Jean Corvisier
Je travaille chez Guigues depuis 2004, et je suis conducteur de travaux. Je me suis lancé dans le batiment à l’âge de 16 ans après un CAP. J’ai été maçon puis chef d’équipe, mais ma trajectoire est un peu atypique puisqu’à cause d’une maladie, j’ai du repasser mon BAC à 46 ans pour refaire une formation et être diplômé en Économie du Bâtiment.
J’ai eu l’occasion d’occuper beaucoup de postes, et de découvrir différentes manières de travailler, notamment grâce à l’intérim. Cette longue expérience m’est très utile pour donner des conseils aux personnes en insertion que je suis amené à encadrer sur les chantiers.
L’expérience personnelle au service de l’engagement social
J’ai connu le PLIE en 2009, notre directeur est membre du Conseil d’Administration, et il nous a encouragé à participer à leurs actions. Par leur intermédiaire et sur leur demande, j’accueille des stagiaires qui ont alors l’occasion de se former au sein de notre entreprise, et j’ai aussi été amené à faire des interventions orales auprès d’adhérents du PLIE dans lesquelles je donne des conseils pour accéder à un emploi et mieux comprendre le monde du travail.
Ce sont la plupart du temps de jeunes gens à qui nous apprenons des choses très concrètes, très simples mais très importantes, comme le « savoir être » au travail par exemple : connaître la vie de chantier, savoir s’adapter et respecter les consignes. Cela peut paraître étonnant, mais c’est souvent ces choses-là qui leur manquent le plus. On n’explique jamais assez à quel point la présentation et l’attitude sont primordiales, même sur un chantier. Les jeunes fraîchement sortis de l’école découvrent cela comme si c’était une nouveauté. La plupart croient que dans le bâtiment il importe peu de savoir s’exprimer et se présenter correctement, alors que c’est l’inverse. Dans les relations professionnelles, quel que soit le milieu, on a besoin d’être en confiance mutuelle, d’assurer un respect réciproque et de pouvoir compter les uns sur les autres. L’absentéisme par exemple, au-delà des problèmes techniques qu’il pose, fait voler en éclat la relation de confiance : comment organiser une équipe correctement si on doit craindre en permanence de ne pas avoir les ressources humaines disponibles ?
Avec l’expérience que j’ai acquise sur le terrain, je tente d’informer et de faire progresser un maximum de personnes pour que les choses avancent. Il faut que les deux parties fassent des efforts : l’entreprise doit prendre en compte la personne, et la personne doit prendre en compte les besoins de l’entreprise. Quand on réalise çà, on est tous gagnants. Quand j’ai commencé ma carrière, personne ne pensait comme cela, ce sont des nouveaux besoins, et il faut les assurer.

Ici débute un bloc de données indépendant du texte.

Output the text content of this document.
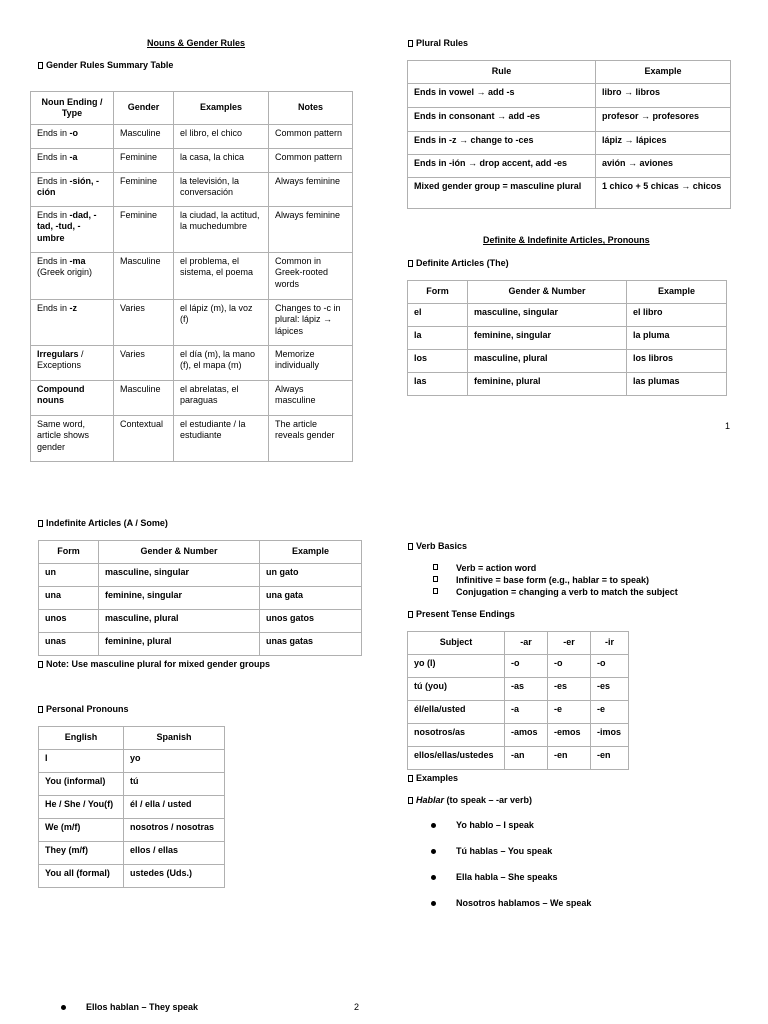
Nouns & Gender Rules
Gender Rules Summary Table
Noun Ending / Type	Gender	Examples	Notes
Ends in -o	Masculine	el libro, el chico	Common pattern
Ends in -a	Feminine	la casa, la chica	Common pattern
Ends in -sión, -ción	Feminine	la televisión, la conversación	Always feminine
Ends in -dad, -tad, -tud, -umbre	Feminine	la ciudad, la actitud, la muchedumbre	Always feminine
Ends in -ma (Greek origin)	Masculine	el problema, el sistema, el poema	Common in Greek-rooted words
Ends in -z	Varies	el lápiz (m), la voz (f)	Changes to -c in plural: lápiz → lápices
Irregulars / Exceptions	Varies	el día (m), la mano (f), el mapa (m)	Memorize individually
Compound nouns	Masculine	el abrelatas, el paraguas	Always masculine
Same word, article shows gender	Contextual	el estudiante / la estudiante	The article reveals gender
Plural Rules
Rule	Example
Ends in vowel → add -s	libro → libros
Ends in consonant → add -es	profesor → profesores
Ends in -z → change to -ces	lápiz → lápices
Ends in -ión → drop accent, add -es	avión → aviones
Mixed gender group = masculine plural	1 chico + 5 chicas → chicos
Definite & Indefinite Articles, Pronouns
Definite Articles (The)
Form	Gender & Number	Example
el	masculine, singular	el libro
la	feminine, singular	la pluma
los	masculine, plural	los libros
las	feminine, plural	las plumas
1
Indefinite Articles (A / Some)
Form	Gender & Number	Example
un	masculine, singular	un gato
una	feminine, singular	una gata
unos	masculine, plural	unos gatos
unas	feminine, plural	unas gatas
Note: Use masculine plural for mixed gender groups
Personal Pronouns
English	Spanish
I	yo
You (informal)	tú
He / She / You(f)	él / ella / usted
We (m/f)	nosotros / nosotras
They (m/f)	ellos / ellas
You all (formal)	ustedes (Uds.)
Verb Basics
Verb = action word
Infinitive = base form (e.g., hablar = to speak)
Conjugation = changing a verb to match the subject
Present Tense Endings
Subject	-ar	-er	-ir
yo (I)	-o	-o	-o
tú (you)	-as	-es	-es
él/ella/usted	-a	-e	-e
nosotros/as	-amos	-emos	-imos
ellos/ellas/ustedes	-an	-en	-en
Examples
Hablar (to speak – -ar verb)
Yo hablo – I speak
Tú hablas – You speak
Ella habla – She speaks
Nosotros hablamos – We speak
Ellos hablan – They speak	2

L’évaluation au travail est un levier pour l’accès à l’emploi
Après chaque stage, nous faisons un rapport au PLIE et au stagiaire. On doit évaluer leurs aptitudes, leurs compétences, et surtout leur capacité à adopter les comportements professionnels. Pour réussir à trouver un travail, tout n’est pas qu’une question de savoirs techniques. Car de ce point de vue là, il s’agit surtout d’expérience et d’apprentissage. On rencontre parfois des gens qui, en entretien, donnent l’impression de ne pas être du tout à la hauteur du poste proposé. Dans un recrutement classique ils ne passeraient pas l’étape du premier contact. Une fois sur le terrain, il se peut qu’ils travaillent vraiment très bien, et qu’ils montrent une vraie motivation à prendre leur place dans l’organisation. Le contraire existe aussi, ce qui veut dire que, finalement, il n’y a que la pratique qui compte. Du coup, ces évaluations sont très utiles. Pour eux, çà permet de faire un point réel sur ce qu’ils peuvent apporter à une entreprise. Et pour nous, c’est un moyen de dénicher des futurs employés, de jouer un rôle sociétal et de garder à l’esprit que le recrutement traditionnel a aussi ses limites.
Il nous est arrivé de garder des stagiaires, ceux qui ont eu les bons déclics, qui travaillent bien et qui arrivaient chez nous au bon moment. Chez nous, un stagiaire participe vraiment à l’ouvrage collectif, il ne reste pas en marge, et c’est un gain d’efficacité quand ils sont vraiment motivés. Alors quand nous ne pouvons pas les embaucher parce qu’il n’y a pas de recrutement en cours, nous essayons au maximum de les diriger vers d’autres entreprises, ou de leur donner des conseils pour réussir leur prochaine candidature.
C’est un engagement personnel, et sincèrement, si c’était possible j’en accepterais encore plus, mais on ne peut pas tout faire. Je pense que c’est à chaque entreprise de prendre en charge une part de ce travail de formation et d’évaluation, çà ne peut que faire progresser la société dans son ensemble.